Time Machine Sound Design
“Time Machine” by Art Beresheim
This was a project for Synthesis and Sound Design class where I had to create a mechanical item that didn’t exist. I chose to make a time machine. My idea for this time machine was to combine the Millennium Falcon from Star Wars with the TARDIS from Doctor Who. I wanted my time machine to kind of look like the inside of the TARDIS, having a big centralized pillar where the controls and the entire engine are working together to transport us through space and time. Here are a couple sketches I drew of how my machine looked in my head. I wanted to add in the sense that it was a piece of junk and that it was very temperamental like the Millennium Falcon was in Star Wars. I specifically incorporated that within my piece, on start up the machine starts to die and it gets hit with a hammer to make it run properly.
For the sounds I used a combination of sounds I recorded as well as sounds I created using Propellor Head Reason. I got a lot of my sounds from my car. I used a field recorder and started my car and opened the hood. I put a small diaphragm condenser mic close to moving parts of my engine. Sounds of my belt, fan and exhaust pipe made up for a lot of my sounds of the machine. I wanted my machine to have that mechanical quality of repetition. I work in the equipment cage which rents out all of the equipment for the students, so I went there to find sounds. In the cage there is a big tool box which I opened and closed at slow repetitions. This got a good sound of loose stuff moving around inside of the metal tool box which made it sound like a hunk of junk. The hammer hit was also recorded by hitting the side of this big tool box. I also recorded batteries being tossed around in a plastic jar and pen caps in a glass cup to add a low end to the junk sound since the tool box had more of a high end metallic sound. I recorded a pencil held lightly against a fan to get a oscillating sound perfect for an engine. Other sounds I used were opening and closing scissors, peeling tape, and a saw cutting a piece of plastic. These all got high mid sounds that I lightly mixed in to really fill out the stereo field. Finally I recorded a speaker that I didn’t plug into a source. Instead I held the unbalanced TS cable and touched it to metal objects to get that electronic noise sound.

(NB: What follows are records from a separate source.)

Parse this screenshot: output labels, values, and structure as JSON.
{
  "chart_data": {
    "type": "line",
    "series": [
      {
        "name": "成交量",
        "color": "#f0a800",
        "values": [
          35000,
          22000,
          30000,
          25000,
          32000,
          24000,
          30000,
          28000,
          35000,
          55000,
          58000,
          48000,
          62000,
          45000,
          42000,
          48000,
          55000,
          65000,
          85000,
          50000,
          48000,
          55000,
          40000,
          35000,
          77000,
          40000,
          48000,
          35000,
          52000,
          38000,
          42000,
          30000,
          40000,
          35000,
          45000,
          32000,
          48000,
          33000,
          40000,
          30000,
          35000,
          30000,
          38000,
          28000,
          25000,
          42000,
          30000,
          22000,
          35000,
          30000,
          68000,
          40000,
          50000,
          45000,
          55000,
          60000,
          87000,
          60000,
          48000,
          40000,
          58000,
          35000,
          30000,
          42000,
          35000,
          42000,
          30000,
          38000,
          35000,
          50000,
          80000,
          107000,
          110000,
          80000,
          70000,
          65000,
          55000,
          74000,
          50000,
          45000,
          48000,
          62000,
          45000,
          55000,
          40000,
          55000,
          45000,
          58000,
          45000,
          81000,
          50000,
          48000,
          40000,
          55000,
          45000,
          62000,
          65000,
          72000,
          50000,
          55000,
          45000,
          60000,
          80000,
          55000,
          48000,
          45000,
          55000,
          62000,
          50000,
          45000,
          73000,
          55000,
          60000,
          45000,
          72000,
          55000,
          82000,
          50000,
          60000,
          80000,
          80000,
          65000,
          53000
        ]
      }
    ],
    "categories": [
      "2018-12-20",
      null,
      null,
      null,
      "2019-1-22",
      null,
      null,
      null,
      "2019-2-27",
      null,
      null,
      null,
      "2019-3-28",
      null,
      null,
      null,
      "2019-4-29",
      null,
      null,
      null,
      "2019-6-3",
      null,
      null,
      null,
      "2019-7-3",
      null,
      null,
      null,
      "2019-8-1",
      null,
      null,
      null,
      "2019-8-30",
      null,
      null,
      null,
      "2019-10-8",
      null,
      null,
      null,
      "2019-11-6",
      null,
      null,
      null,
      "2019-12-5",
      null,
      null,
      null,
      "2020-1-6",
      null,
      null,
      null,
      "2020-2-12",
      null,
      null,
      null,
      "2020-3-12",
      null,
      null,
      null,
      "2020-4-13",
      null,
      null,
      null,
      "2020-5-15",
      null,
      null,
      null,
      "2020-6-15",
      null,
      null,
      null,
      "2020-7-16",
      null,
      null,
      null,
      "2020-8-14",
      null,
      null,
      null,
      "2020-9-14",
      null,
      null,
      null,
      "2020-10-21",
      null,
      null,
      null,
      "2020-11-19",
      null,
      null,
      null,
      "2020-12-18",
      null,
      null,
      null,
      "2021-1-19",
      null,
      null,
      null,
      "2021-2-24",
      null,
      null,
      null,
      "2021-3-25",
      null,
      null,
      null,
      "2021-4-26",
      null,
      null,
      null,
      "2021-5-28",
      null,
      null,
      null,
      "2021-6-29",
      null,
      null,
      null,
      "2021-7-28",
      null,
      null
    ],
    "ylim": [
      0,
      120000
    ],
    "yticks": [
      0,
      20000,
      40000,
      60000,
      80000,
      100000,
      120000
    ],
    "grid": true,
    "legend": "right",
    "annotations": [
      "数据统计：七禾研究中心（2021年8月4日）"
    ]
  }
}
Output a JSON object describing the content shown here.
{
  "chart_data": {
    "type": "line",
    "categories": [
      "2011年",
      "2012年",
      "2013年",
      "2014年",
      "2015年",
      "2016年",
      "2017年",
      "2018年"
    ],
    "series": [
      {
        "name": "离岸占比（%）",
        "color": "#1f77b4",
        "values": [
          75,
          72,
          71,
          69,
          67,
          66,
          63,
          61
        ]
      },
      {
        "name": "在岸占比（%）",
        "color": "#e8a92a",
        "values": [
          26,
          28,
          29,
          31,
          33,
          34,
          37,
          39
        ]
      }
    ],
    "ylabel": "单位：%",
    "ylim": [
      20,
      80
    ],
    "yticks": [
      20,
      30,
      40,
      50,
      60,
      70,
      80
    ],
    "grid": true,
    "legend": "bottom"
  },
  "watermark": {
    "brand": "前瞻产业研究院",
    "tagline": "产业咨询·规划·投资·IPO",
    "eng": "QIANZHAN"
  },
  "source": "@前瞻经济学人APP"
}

Mixing the machine was a fun challenge. First I panned each sound to its own place in the stereo field, followed by creating a solid mix of the machine. Then I used mix busses to send certain tracks to reverb aux tracks. The next part was tricky. I needed the machine to sound like it was slowing down in the beginning and then speed back up to operating speed after the mallet hit. I tried bouncing the mix down and then importing it into Reason as a sample. I played it and then using the pitch wheel on the midi controller to pitch the sample down at my incremental will. This would have worked except for some reason the sample was not played back at the same volume as I exported it. This was a problem because I still had to mix this slowdown tracks with other reason tracks. So I ended up having to cut up the final bounce within protools and incrementally time stretch it to make it sound like it is slowing down. Finally because it was a piece of junk I wanted the track to sound like the listener was person moving and operating the machine. So I wanted to have my track be like the operator was putting his ear next to the machine to make sure it was operating correctly before he took off. I did this by picking one sound I liked and then panning that center and then panning everything else to hard left and right to make that sound pop out as if your ear was focusing on one sound.
The picture above was made for my project in Photoshop by Erich Buttstadt.